For a shining example of Chairman Olens' recent changes, look no further than the official Cobb County Business License office Web site. For decades, obtaining a Cobb County Business License involved going to the Business License office, completing a business license application, paying the proper license fee and waiting a few days for your business license to arrive in the mail.

Ah, the good old days. There have been very recent changes to the old way of getting a business license from the Business License Department. First - and remember this one - for the most part, it is not a business license anymore. That has been changed.
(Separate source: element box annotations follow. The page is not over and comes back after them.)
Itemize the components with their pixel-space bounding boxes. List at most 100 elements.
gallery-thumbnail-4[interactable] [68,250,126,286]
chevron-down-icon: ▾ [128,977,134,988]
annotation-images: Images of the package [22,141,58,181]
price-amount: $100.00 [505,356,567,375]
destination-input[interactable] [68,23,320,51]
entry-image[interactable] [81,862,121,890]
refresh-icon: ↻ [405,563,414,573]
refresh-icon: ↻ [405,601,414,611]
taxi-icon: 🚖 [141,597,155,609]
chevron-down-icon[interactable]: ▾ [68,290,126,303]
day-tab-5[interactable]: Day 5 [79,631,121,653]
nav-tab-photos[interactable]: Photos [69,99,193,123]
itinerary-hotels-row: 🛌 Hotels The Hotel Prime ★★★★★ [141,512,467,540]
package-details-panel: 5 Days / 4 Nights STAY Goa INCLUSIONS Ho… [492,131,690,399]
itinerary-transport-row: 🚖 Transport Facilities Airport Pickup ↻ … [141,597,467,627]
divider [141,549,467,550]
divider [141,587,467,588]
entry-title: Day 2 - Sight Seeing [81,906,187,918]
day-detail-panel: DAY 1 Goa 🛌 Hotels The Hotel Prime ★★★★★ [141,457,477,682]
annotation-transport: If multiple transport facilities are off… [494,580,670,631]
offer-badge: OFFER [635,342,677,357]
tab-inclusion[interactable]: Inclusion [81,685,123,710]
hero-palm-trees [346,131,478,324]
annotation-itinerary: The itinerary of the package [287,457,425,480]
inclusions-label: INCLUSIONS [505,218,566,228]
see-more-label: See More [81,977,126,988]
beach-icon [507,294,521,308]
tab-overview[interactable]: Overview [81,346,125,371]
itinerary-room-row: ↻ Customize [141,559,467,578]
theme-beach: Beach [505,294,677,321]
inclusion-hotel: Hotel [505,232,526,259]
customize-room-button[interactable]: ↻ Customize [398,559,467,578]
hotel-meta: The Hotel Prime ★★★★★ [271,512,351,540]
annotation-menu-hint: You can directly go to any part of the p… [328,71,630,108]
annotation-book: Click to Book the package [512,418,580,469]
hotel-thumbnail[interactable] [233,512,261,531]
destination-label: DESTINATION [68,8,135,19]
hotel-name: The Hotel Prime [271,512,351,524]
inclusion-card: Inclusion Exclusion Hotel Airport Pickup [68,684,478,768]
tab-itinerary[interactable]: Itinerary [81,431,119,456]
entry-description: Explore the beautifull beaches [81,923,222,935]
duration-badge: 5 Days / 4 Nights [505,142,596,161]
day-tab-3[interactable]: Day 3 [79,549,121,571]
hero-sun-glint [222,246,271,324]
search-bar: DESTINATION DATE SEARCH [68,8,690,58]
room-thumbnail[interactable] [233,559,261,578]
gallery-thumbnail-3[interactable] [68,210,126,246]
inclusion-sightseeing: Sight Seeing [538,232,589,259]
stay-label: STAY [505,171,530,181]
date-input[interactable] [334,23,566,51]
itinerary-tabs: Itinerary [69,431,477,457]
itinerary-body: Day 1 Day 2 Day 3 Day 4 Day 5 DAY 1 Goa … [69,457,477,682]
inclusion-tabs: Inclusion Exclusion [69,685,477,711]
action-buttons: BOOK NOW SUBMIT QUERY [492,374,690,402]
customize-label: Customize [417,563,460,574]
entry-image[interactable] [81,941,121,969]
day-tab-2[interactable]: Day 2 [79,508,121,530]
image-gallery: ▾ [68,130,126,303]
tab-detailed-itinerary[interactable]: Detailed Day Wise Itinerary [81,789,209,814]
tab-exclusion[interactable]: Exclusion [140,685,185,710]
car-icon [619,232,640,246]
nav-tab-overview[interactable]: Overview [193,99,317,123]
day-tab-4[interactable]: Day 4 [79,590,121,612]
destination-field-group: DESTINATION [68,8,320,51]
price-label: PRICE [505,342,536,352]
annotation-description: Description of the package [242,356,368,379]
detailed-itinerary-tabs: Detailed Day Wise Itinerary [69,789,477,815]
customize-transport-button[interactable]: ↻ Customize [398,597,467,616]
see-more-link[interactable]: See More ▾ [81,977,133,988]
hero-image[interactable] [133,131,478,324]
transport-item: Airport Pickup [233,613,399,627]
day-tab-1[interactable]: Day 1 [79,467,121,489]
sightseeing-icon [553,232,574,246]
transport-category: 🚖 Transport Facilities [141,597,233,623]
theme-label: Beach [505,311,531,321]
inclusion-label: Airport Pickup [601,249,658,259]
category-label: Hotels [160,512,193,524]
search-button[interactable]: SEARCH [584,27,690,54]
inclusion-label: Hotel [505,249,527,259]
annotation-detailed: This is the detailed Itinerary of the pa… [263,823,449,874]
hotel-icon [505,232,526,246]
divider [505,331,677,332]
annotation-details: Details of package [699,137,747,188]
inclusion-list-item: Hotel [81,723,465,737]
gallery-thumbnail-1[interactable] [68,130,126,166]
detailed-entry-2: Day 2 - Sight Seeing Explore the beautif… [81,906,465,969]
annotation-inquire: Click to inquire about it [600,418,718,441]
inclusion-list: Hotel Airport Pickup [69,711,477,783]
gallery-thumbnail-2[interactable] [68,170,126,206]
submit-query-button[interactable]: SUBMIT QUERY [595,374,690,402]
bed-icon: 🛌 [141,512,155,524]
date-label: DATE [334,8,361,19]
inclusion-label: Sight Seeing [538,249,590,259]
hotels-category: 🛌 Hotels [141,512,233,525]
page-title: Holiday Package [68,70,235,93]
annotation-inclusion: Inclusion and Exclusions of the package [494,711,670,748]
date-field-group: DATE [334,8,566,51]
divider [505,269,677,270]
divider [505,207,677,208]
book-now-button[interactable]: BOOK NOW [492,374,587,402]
If you get it online, the "business license" application you file in the Cobb Business License office is now an "Occupation Tax Certificate" application. (The county has not had time to change the printed version yet - or the general information booklet quoted above.) To better accept the change, try to ignore the fact that there are business licenses - I mean "occupation tax certificates" - hanging in businesses all over Cobb that read "Regular License," like my own does.

Which brings up another change: Until July 16, the Business License Department Web site displayed a paragraph explaining that there are "31,000 Cobb Business Licenses." As part of Olens' change campaign, that paragraph disappeared last week. So did the term "business license" in more than 20 places on the county Web site.

Another change: Cobb spokesman Robert Quigley tells us that there are now only 1,098 Cobb Business Licenses.

Quite a change, eh?

By now, the reader may be asking "Why the changes" - and, "Did the Spanish language version of the Business License page change too?"

Here is why - and no, the Spanish version of the Cobb Business License page did not change. Because of a 2006 state law - the Georgia Security and Immigration Compliance Act - local governments in Georgia are required to use a federal database called the SAVE program to verify the eligibility of any alien applicant who has signed a required affidavit saying he or she is living here lawfully and is eligible for what the feds and the state of Georgia call "public benefits."

Like adult education, housing assistance, homestead exemptions, small business loans and eighty other benefits, commercial licenses are "public benefits."

The term "business license" sounds far too much like it is a commercial license (because it is). And because Cobb is issuing business licenses - I mean occupation tax certificates - to nearly anyone who has the license fee (i.e. occupation tax), that in order to successfully avoid compliance with the law, the term "business license" had to go.

The reader might be thinking right about here that we should not need another law to tell us not to encourage an illegal alien to open a business in our community, that we could just use common sense and not let that happen.

Me too.

The law also requires local governments in Georgia to verify that newly hired employees are legal residents. How long before we see the word "employee" changed in Cobb to avoid compliance? Such as calling employees "reimbursed task assistants"?

I also find myself wondering how long it may be until it is either more profitable or politically expedient to redefine the downtown Marietta area. I can imagine the new signs now: "Welcome to Marietta Circle."

D.A. King is president of the Cobb-based Dustin Inman Society, which is opposed to illegal employment and illegal immigration.